First, the marriage must have lasted 10 years or longer. Second, the person’s benefit must be less than that of the spouse. The person must also be at least 62 years old and must remain unmarried.

Timing is also an issue. For people born after 1960, retirement age is 67. It is possible to begin drawing Social Security benefits at 62, but people will not be paid the full benefit amount. The full amount for a person drawing on a spouse’s earnings is half of the spouse’s amount. If the divorce happened two or more years ago, the person can apply for benefits on the spouse’s income whether or not the spouse has done so. A person cannot collect on the benefits of an ex-spouse after remarrying although if that marriage ends in divorce, it is possible to resume doing so. As long as the above considerations are met, the person could instead draw on the benefits of the second ex-spouse. Whether a person is still working and other factors may also play a part in eligibility.

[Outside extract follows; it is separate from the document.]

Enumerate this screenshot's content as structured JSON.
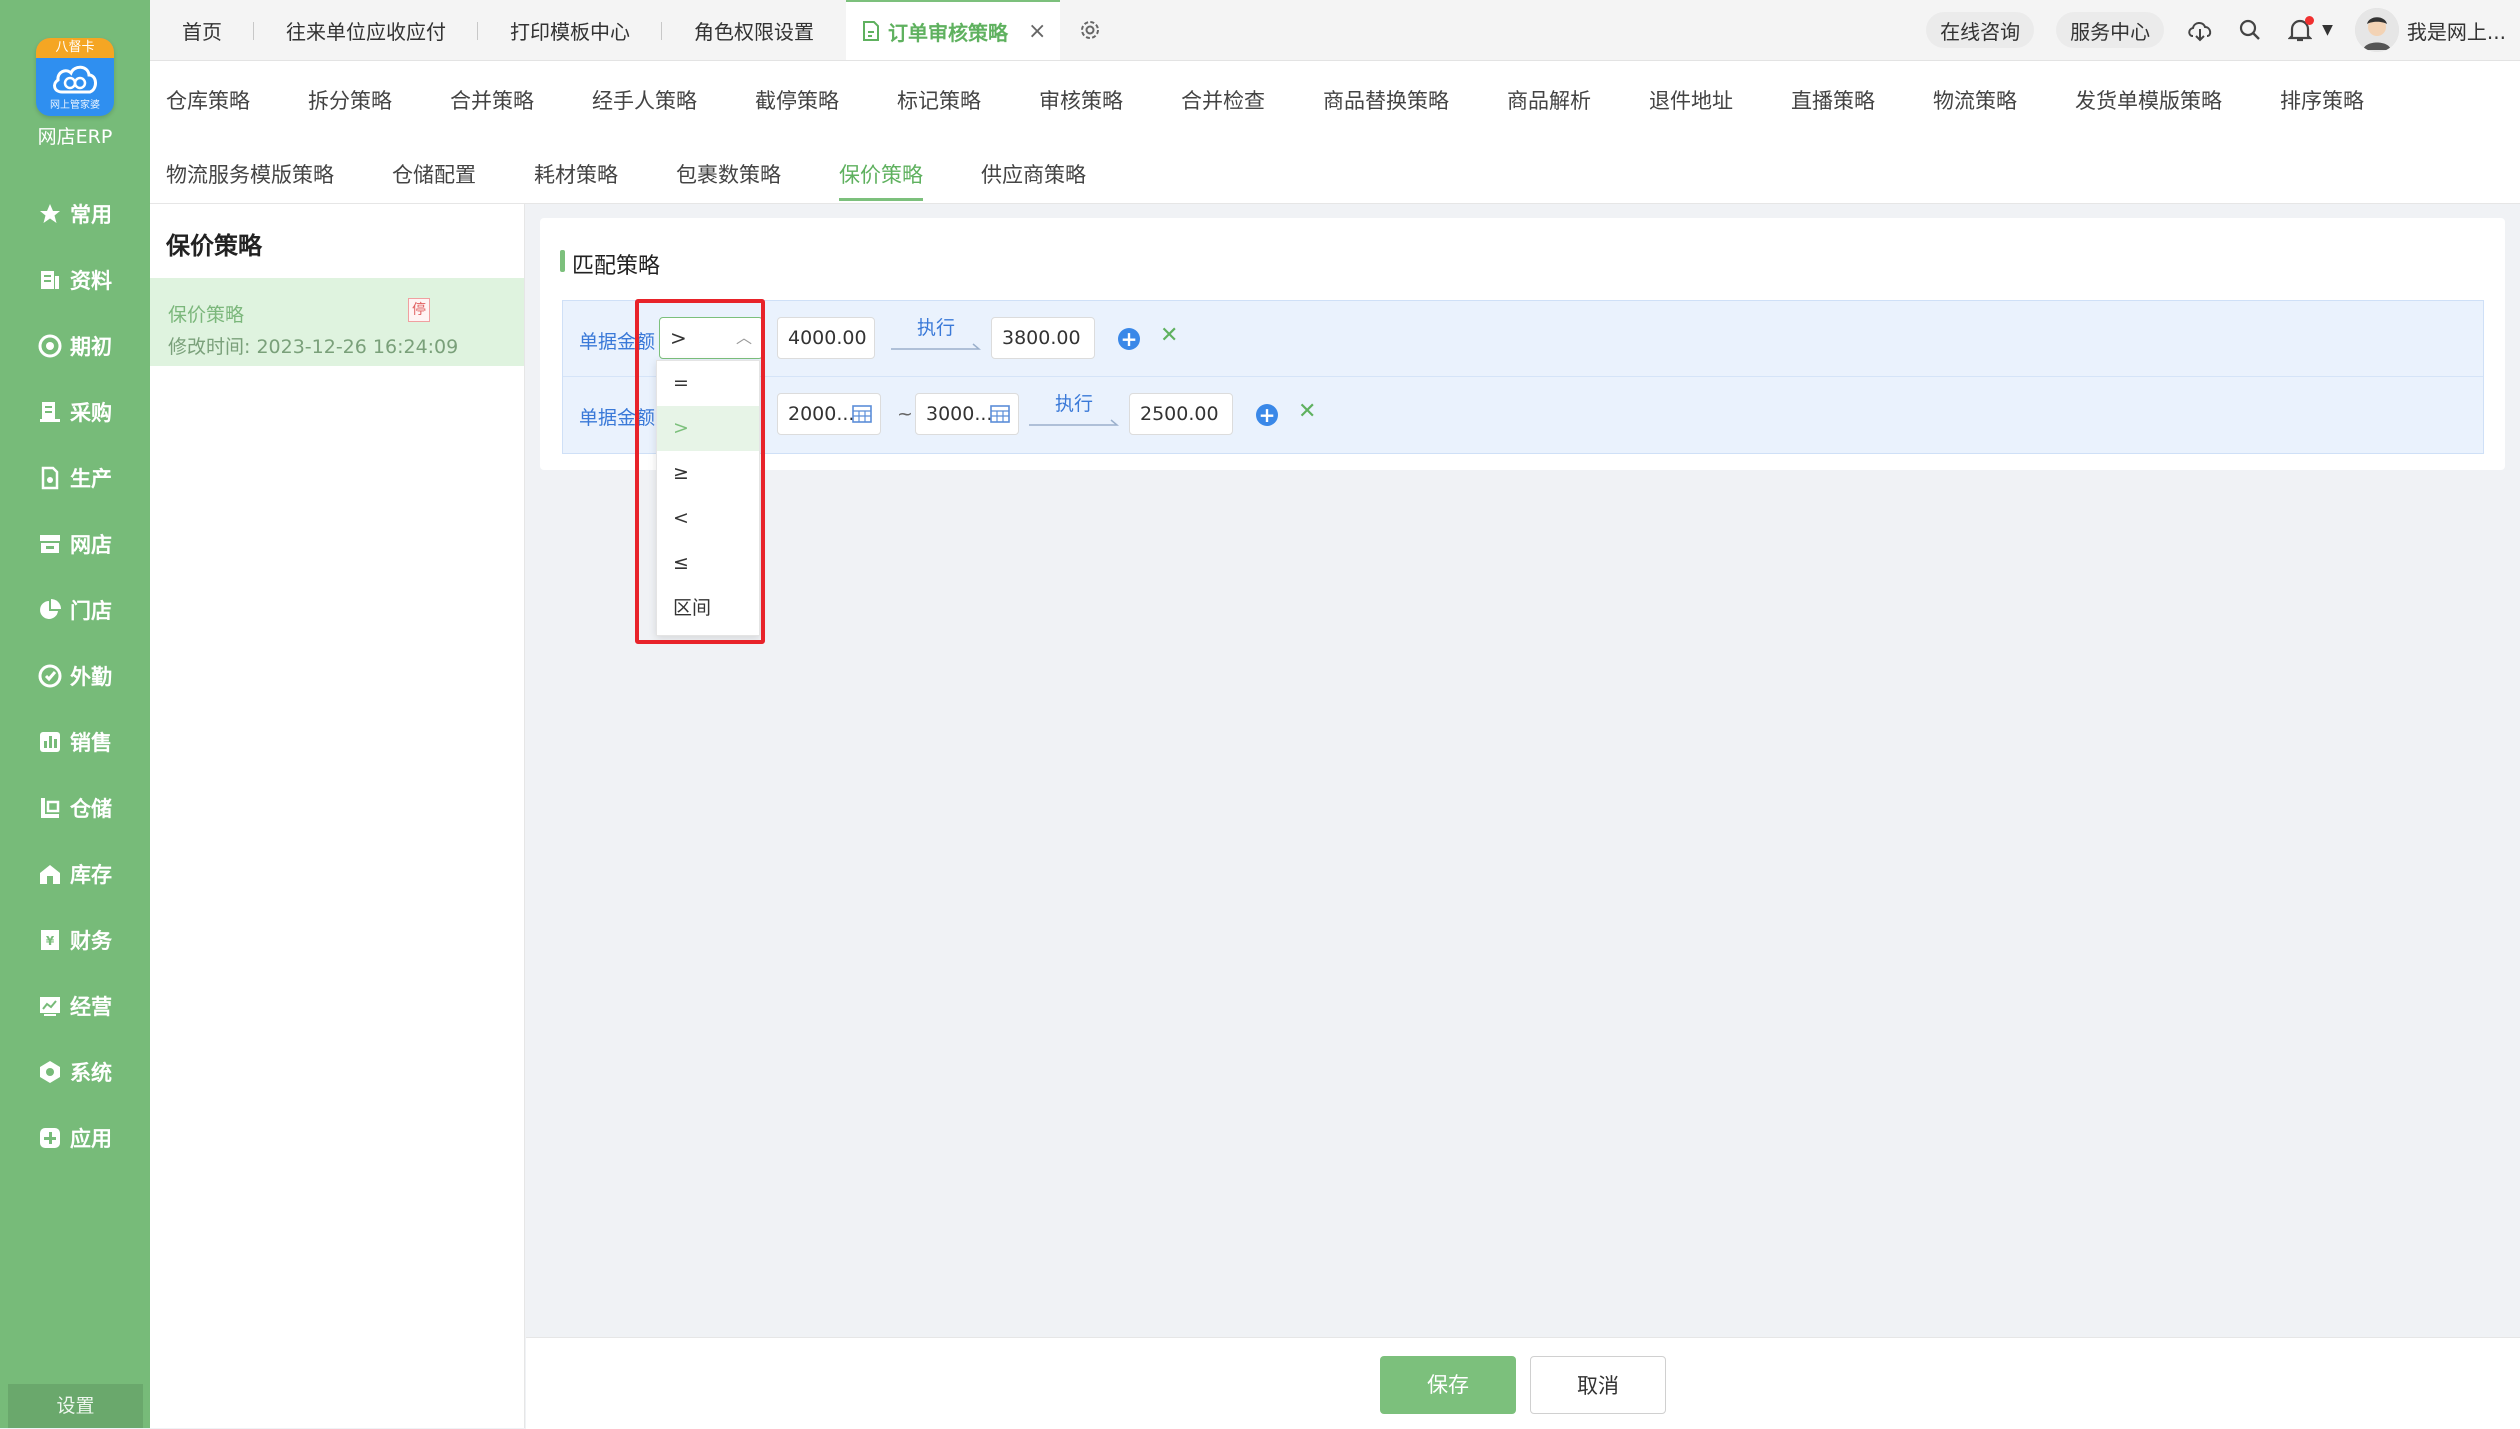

Getting a divorce near retirement may be particularly stressful for some people from a financial standpoint because it may significantly affect their retirement plans. Budgeting for Social Security benefits can help a person make decisions in the process of property division. Drawing on a spouse’s earnings does not affect the amount of the benefit the spouse receives, but the couple may also need to divide a retirement account. In an uncontested divorce, they may reach an amicable agreement about the division of this and other shared property.